Apparently, that's not just a question for restaurants anymore.
Last week, proving once again that it really is the coolest city on earth, Paris unveiled a water fountain in one of its parks that serves -- wait for it -- sparkling water.
The move was motivated by a desire to make Paris greener. The average person in France drank 28 gallons of still or sparkling water last year, making this country the eighth biggest consumer of bottled water in the world, according to figures from the Earth Policy Institute. That's a whole lot of plastic waste (262,000 tons to be precise).
Apparently, the French are perfectly happy to drink tap water. But the major stumbling block is that they prefer it with bubbles. So, following on a successful experiment in Italy, the Paris authorities decided to meet the consumer where he or she lives ... and added some carbonation. (Before you go dismissing those frivolous Parisians, allow me to confess that I can relate.)
The fizzy French fountains (sorry, it had to be said) build on a revival of water fountains around the globe. Here in London where I live, Mayor Boris Johnson commissioned a special advisor two years ago to look into where public drinking fountains might go in the city and how much they would cost. About a year ago, a fancy public drinking fountain was unveiled in Hyde Park, the first public drinking fountain in this city in 30 years. Shortly thereafter, more fountains were installed at heavily trafficked rail and bus stations.
And it's not only in Europe where drinking fountains are witnessing a renaissance. In California, a new law requiring schools in California to have free drinking water available in cafeterias is awaiting the signature of Governor Schwarzenegger. (It's hard to believe that this has to be legally mandated, but there you have it.)

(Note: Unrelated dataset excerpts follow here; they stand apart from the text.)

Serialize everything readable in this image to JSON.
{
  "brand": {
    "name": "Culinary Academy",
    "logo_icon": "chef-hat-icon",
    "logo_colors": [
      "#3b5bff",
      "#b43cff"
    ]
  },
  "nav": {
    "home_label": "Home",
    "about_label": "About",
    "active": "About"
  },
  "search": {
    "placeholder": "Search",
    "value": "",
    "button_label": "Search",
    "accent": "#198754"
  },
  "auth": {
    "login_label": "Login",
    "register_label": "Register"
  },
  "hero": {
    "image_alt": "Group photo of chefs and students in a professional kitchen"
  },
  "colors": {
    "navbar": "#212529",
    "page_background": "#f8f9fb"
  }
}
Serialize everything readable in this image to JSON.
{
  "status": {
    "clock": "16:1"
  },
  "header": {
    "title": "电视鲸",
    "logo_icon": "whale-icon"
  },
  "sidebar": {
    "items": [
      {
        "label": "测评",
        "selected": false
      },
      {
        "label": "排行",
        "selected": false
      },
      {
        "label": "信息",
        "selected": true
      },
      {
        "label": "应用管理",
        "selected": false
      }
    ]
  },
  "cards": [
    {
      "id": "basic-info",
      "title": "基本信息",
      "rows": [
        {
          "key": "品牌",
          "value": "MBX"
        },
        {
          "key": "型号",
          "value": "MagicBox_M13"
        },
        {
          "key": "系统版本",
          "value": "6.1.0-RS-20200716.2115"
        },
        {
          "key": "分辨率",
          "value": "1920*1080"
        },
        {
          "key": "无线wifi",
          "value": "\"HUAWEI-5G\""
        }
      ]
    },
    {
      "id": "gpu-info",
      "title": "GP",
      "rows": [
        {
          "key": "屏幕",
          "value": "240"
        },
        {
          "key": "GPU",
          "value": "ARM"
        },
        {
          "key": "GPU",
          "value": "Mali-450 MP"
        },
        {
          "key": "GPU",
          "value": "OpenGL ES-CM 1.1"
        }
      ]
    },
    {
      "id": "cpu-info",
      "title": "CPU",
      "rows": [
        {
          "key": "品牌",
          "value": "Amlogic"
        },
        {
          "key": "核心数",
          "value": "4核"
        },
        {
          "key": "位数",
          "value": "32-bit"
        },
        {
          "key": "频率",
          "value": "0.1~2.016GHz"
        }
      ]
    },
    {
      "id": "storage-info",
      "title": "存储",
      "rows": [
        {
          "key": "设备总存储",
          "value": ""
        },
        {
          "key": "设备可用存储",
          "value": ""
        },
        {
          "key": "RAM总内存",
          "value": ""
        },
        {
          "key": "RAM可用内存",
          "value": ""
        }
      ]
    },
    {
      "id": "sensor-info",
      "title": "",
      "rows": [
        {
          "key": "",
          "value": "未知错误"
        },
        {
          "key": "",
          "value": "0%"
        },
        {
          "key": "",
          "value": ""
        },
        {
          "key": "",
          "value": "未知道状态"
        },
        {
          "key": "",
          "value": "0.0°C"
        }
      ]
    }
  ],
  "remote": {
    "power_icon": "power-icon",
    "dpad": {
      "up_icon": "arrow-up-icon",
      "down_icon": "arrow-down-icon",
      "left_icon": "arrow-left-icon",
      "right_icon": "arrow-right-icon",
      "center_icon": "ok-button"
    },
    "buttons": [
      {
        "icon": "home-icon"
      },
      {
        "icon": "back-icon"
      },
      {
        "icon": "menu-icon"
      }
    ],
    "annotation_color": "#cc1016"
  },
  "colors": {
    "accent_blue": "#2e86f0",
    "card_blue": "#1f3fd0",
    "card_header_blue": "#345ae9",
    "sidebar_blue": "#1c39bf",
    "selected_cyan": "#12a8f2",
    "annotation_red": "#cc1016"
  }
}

It's funny, but until I read about the fizzy fountain in Paris I hadn't stopped to realize what an endangered species the public water fountain had become. Back when I was a kid, they were quite literally everywhere. But somewhere along the way, we began to identify shared drinking fountains as a public health concern, even though there's no evidence for this (and some evidence that more bacteria live within bottled water.)
Now they're coming back. A combination of recession-induced economics coupled with the growing awareness about the environment has revived the idea that public drinking fountains might be a good thing.
I wonder what else we'll see come crawling out of our collective unconscious in the category of formerly-bad-but-now-we-realize-not-so-much. My money's on Crisco.